Nazi Further on this point, “after asserting that South Carolina whites sought a ‘disarmed and defenseless’ black population, General Saxton testified that the probable effect of disarming the freedmen would be to ‘leave their condition no better than before they were emancipated.” (185, Halbrook, page 23)  In many cases, blacks were prohibited from owning any form of self protection including knives.  Sweeps of black homes to collect arms were often followed by visits from the Ku Klux Klan to murder the recently disarmed freed men. Similar prohibitions for ownership of any “weapon” including knives or clubs were imposed by the Nazi’s to enable the rounding up of Jews prior to World War II. "The most foolish mistake we could possibly make would be to allow the subject races to possess arms. History shows that all conquerors who have allowed their subject races to carry arms have prepared their own downfall by so doing." (Adolf Hitler, HITLER'S SECRET CONVERSATIONS 403 (Norman Cameron and R. H. Stevens
trans., 1961)

The Federal Government’s response to the Southern states abuse of power was the Freedmen’s Bureau – a temporary Bureau to address such issues during the Reconstruction - and the Fourteenth Amendment. Although open tyrrany against freed slaves continued throughout the Reconstruction, as documented in the KKK trials, culminating in the Grant Parish Massacre and Cruikshank trial in 1873, the 14th Amendment to the Constitution was signed in July 1868 to secure Rights of citizenship, including the Right to Bear Arms, to anyone born in the country, including the former slaves. It reads, in part:

Section 1. All persons born or naturalized in the United States, and subject to the jurisdiction thereof, are citizens of the United States and of the State wherein they reside. No State shall make or enforce any law which shall abridge the privileges or immunities of citizens of the United States; nor shall any State deprive any person of life, liberty, or property, without due process of law; nor deny to any person within its jurisdiction the equal protection of the laws.

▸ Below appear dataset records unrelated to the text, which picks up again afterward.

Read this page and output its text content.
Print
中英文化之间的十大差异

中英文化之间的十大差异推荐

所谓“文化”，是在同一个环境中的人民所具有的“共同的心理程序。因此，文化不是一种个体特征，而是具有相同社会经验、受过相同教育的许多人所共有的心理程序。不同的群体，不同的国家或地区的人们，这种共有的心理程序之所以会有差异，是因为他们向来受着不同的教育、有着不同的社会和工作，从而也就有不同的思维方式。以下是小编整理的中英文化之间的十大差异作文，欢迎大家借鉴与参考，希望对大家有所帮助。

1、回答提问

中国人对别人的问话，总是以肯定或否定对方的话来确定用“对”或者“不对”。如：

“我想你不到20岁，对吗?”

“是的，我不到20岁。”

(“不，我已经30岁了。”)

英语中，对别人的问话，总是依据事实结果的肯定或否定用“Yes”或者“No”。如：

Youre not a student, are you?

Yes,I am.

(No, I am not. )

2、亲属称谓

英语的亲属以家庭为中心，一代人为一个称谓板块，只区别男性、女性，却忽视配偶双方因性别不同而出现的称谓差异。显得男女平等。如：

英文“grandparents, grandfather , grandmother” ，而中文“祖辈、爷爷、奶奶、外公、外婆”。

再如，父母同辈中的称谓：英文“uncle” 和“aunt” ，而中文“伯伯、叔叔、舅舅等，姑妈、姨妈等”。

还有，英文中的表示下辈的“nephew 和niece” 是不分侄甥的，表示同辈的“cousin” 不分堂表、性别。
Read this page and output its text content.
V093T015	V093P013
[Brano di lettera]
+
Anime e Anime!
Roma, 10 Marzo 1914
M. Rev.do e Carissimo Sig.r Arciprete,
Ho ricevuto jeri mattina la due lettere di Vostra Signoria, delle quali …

At the same time that the Fourteenth Amendment was being drafted to provide equal protection under the law the freed slaves, another group of people were being denied the same protections – American Indians.  American Indians were denied various aspects of citizenship, protection under the law and specifically gun ownership through the 1970’s beginning primarily a means of the United States “winning” the west and later to maintain control over the subjugated population.  But this is a discussion for another time.